# Freezing pipes on a heat pump



## pens66 (Jun 19, 2008)

Hi,

I bought a Lennox heat pump last summer - it is an add on to an existing oil furnace.  Since purchasing I have had nothing but porblems.  The service techs have been back at least 8 times.  The majority of the problems occur when I switch between heating and cooling.

The heating now seems ot work fine, but whenever I switch to cooling, cool air blows for a few minutes, then the pipes going to the inside of the furnace accumulate significant frost and the cool air doesn't blow.

Before getting the service people hear yet again - does anyone have any suggestions.

Thanks in advance.

P.S. I have replaced my furnace filter, and shut the breaker off/then on again to reset the system.


----------



## geo fan (Jun 19, 2008)

if the filter is clean what you can do is get the model and serial of the furnace and find out how many cfm's of air it can move and compare this to the ton's of the ac system you need 400 cfm per ton . the other thing it could be and the more likely is you are low on refrigerent this could be a leak in the system or improper charge . you can not acuratly charge a system if its a piston below 60 outside and if its a txv below 65 the system will not have enough head pressure for the metering device to meter properly. You most likely have a aux heating element which is why it seems to be working in the winter


----------



## pens66 (Jun 27, 2008)

Hi,

As an update - I am now in another $1K in servicing costs for this problem.

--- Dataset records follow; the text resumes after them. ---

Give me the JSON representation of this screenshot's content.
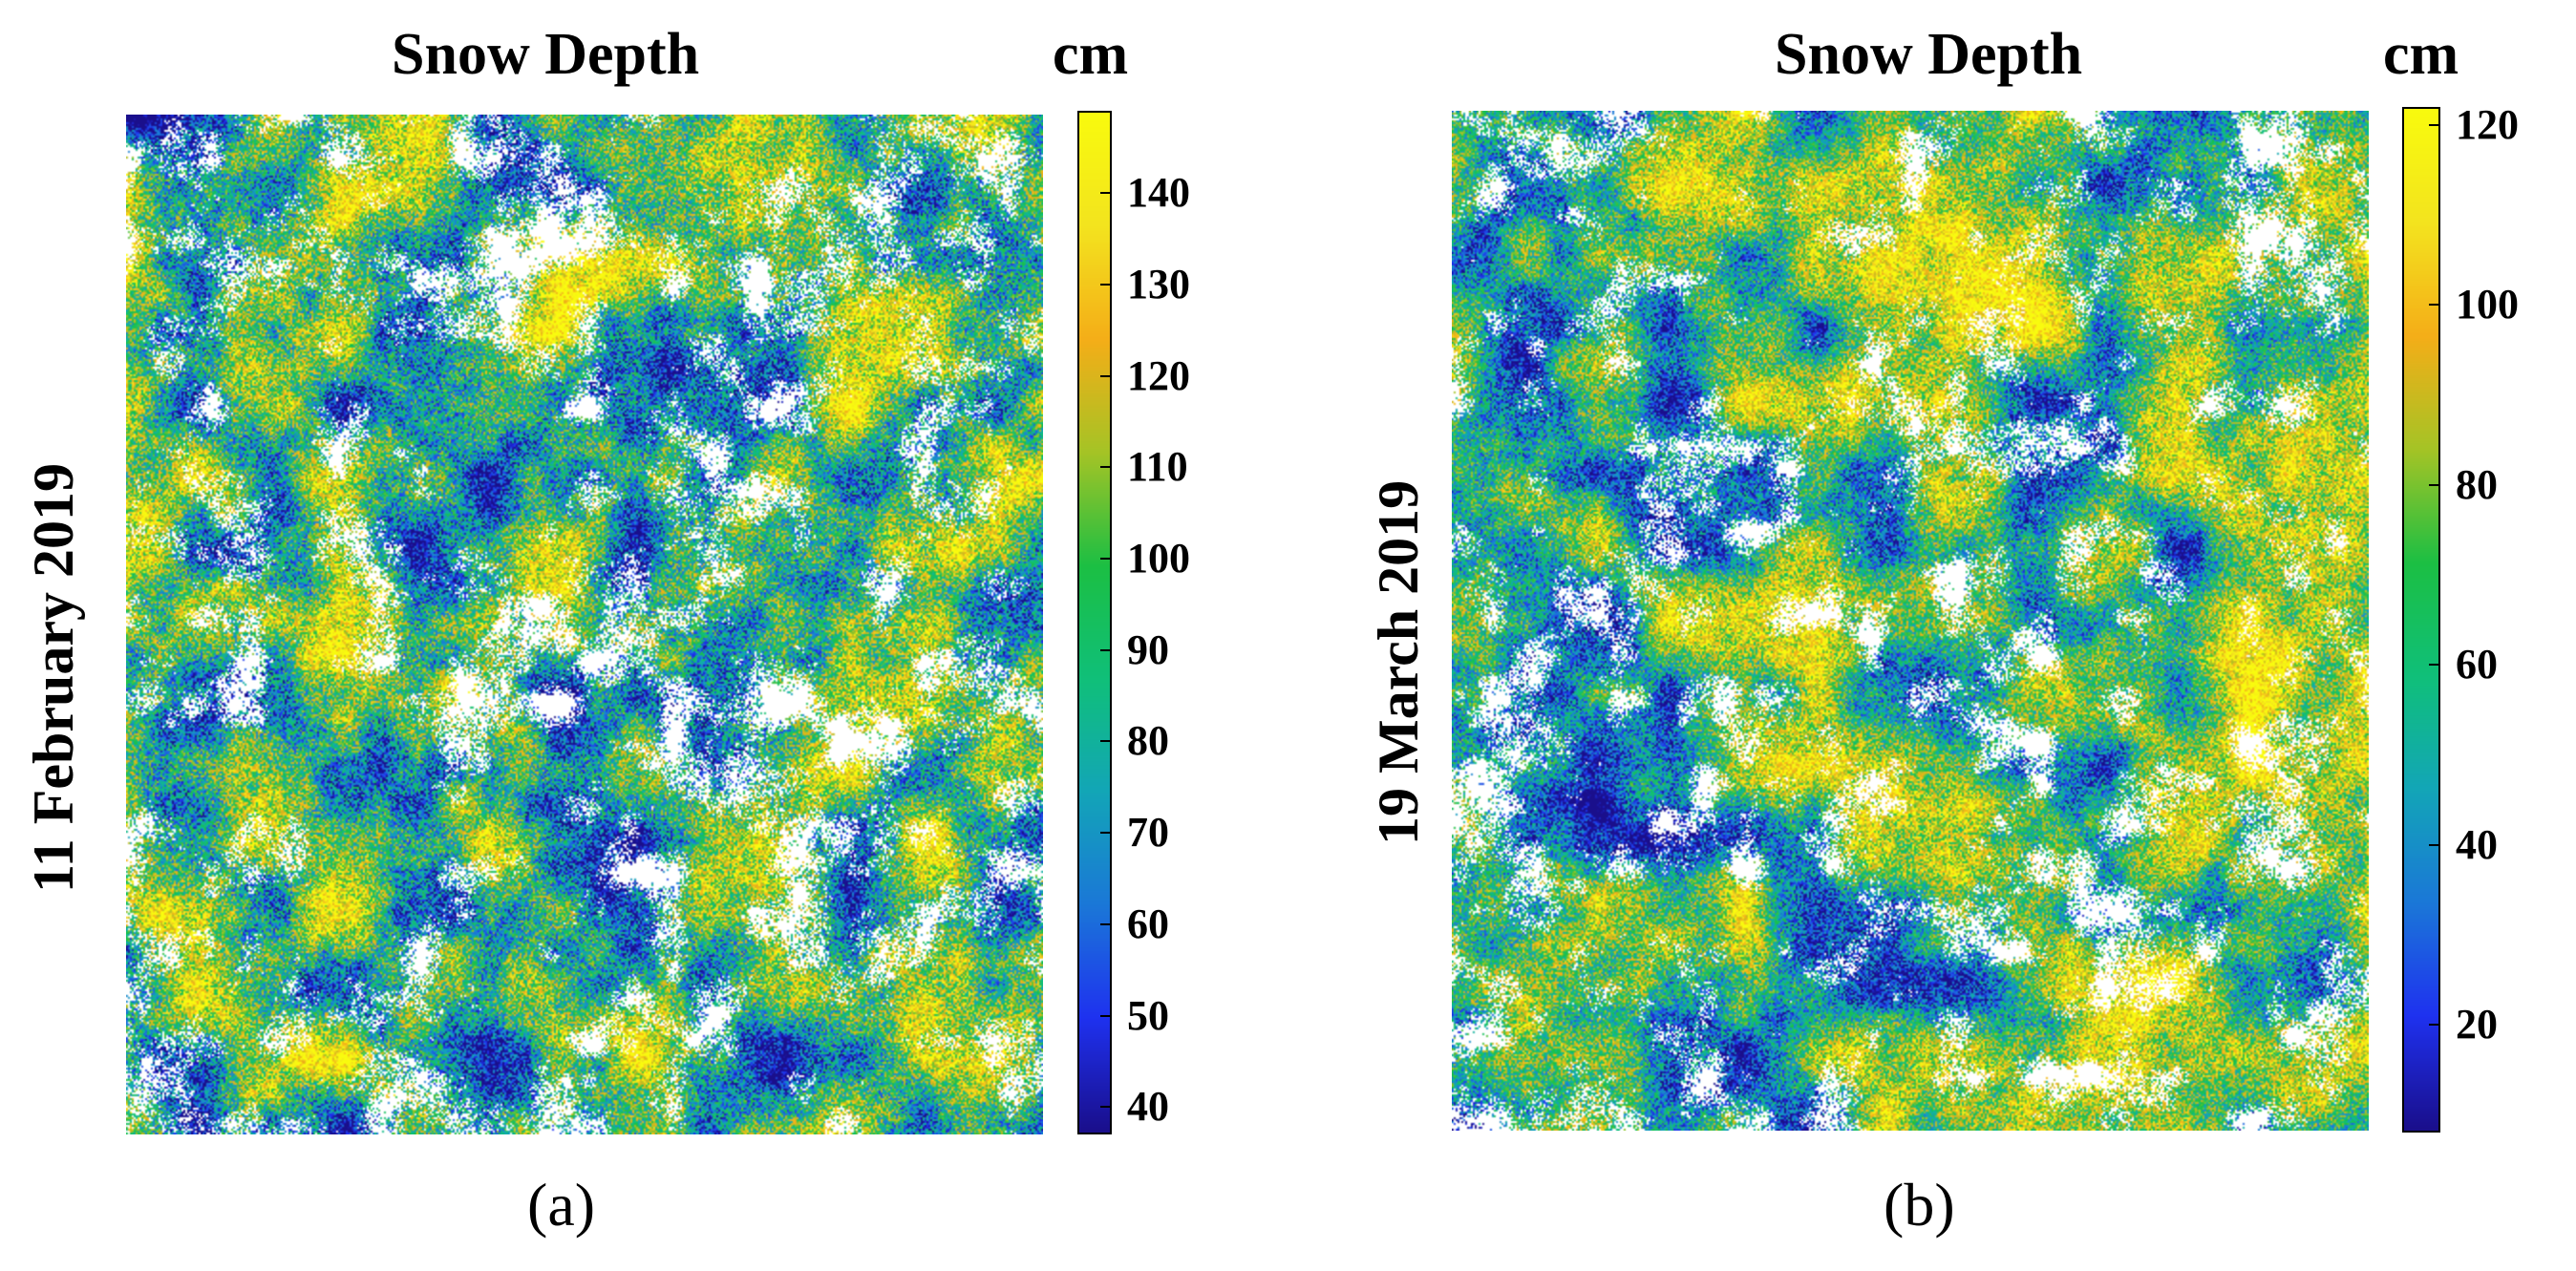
{
  "chart_data": [
    {
      "type": "heatmap",
      "panel_label": "(a)",
      "title": "Snow Depth",
      "ylabel": "11 February 2019",
      "colorbar": {
        "unit": "cm",
        "range": [
          37,
          149
        ],
        "ticks": [
          40,
          50,
          60,
          70,
          80,
          90,
          100,
          110,
          120,
          130,
          140
        ],
        "tick_labels": [
          "40",
          "50",
          "60",
          "70",
          "80",
          "90",
          "100",
          "110",
          "120",
          "130",
          "140"
        ],
        "colormap": "parula"
      },
      "no_data_color": "#ffffff"
    },
    {
      "type": "heatmap",
      "panel_label": "(b)",
      "title": "Snow Depth",
      "ylabel": "19 March 2019",
      "colorbar": {
        "unit": "cm",
        "range": [
          8,
          122
        ],
        "ticks": [
          20,
          40,
          60,
          80,
          100,
          120
        ],
        "tick_labels": [
          "20",
          "40",
          "60",
          "80",
          "100",
          "120"
        ],
        "colormap": "parula"
      },
      "no_data_color": "#ffffff"
    }
  ],
  "colormap_stops": [
    "#1a0f8c",
    "#1f32f0",
    "#1b78d8",
    "#13a6b8",
    "#10c07a",
    "#1cbf44",
    "#a5c426",
    "#f5ae18",
    "#f3e41f",
    "#f9fb0e"
  ]
}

Solutions tried to date include:
1.  Overall check of system for proper amounts of refridgerant, valves, etc
2.  Installing a stronger furnace motor blower,
3.  Pumping and replacing the fluids in the outside unit,
4.  REinstalling the indoor coil (moving the setup from being installed directly flush with the top of the furnace unit to leaving a six inch gap to allow more air circulation within the furnace unit - not sure if this is a requirement).

Problems continue - on the warming mode, it just blows air and does not change the indoor temperature.  In the cooling mode, the pipes freeze up and minimal air flow occurs and the indoor temperature does not decrease.

Anyone have any further suggestions?   All the techs say the heat pump unit is fine - am I getting to a point where a complete removal and reinstall will all new parts makes most sense?  THat was basically done yesterday


----------



## glennjanie (Jun 27, 2008)

Welcome PenS66:
It is normal for the suction (larger line) to frost over at times; it simply means your blower is not exchanging enough ari to use the amount of refrigerant metered into the coil. However, that should not prevent cooling. Can you look at the evaporator coil when this occours and see if it is also iced up? Too much frost on the coil will prevent the full flow of air.
Glenn


----------



## kok328 (Jun 28, 2008)

Another possiblity could be a restriction of non-compressable subtance or a blockage in the filter/dryer.
You'll need a set of HVAC guages designed to measure your particular type of freon.

Geo Fan - Please correct me if I'm wrong but, if you totally evacute the system and recharge the system using a scale and install the specified lbs. & ozs., wouldn't this system be properly charged regardless of ambient tempature being that freon does not vary in weight based on tempature?

I fully understand the labor involved in this technique but, it does provide for fool proof results instead of a return call on a warmer or cooler day for high or low head pressure cut out.


----------



## geo (Jun 28, 2008)

the factory charge the amount on the nameplate is sufficiant to acomodate for 15feet of lineset and a matching coil no more no less it is not that simple i wish it was but the only way to charge properly is by using the super heat and subcool calc


----------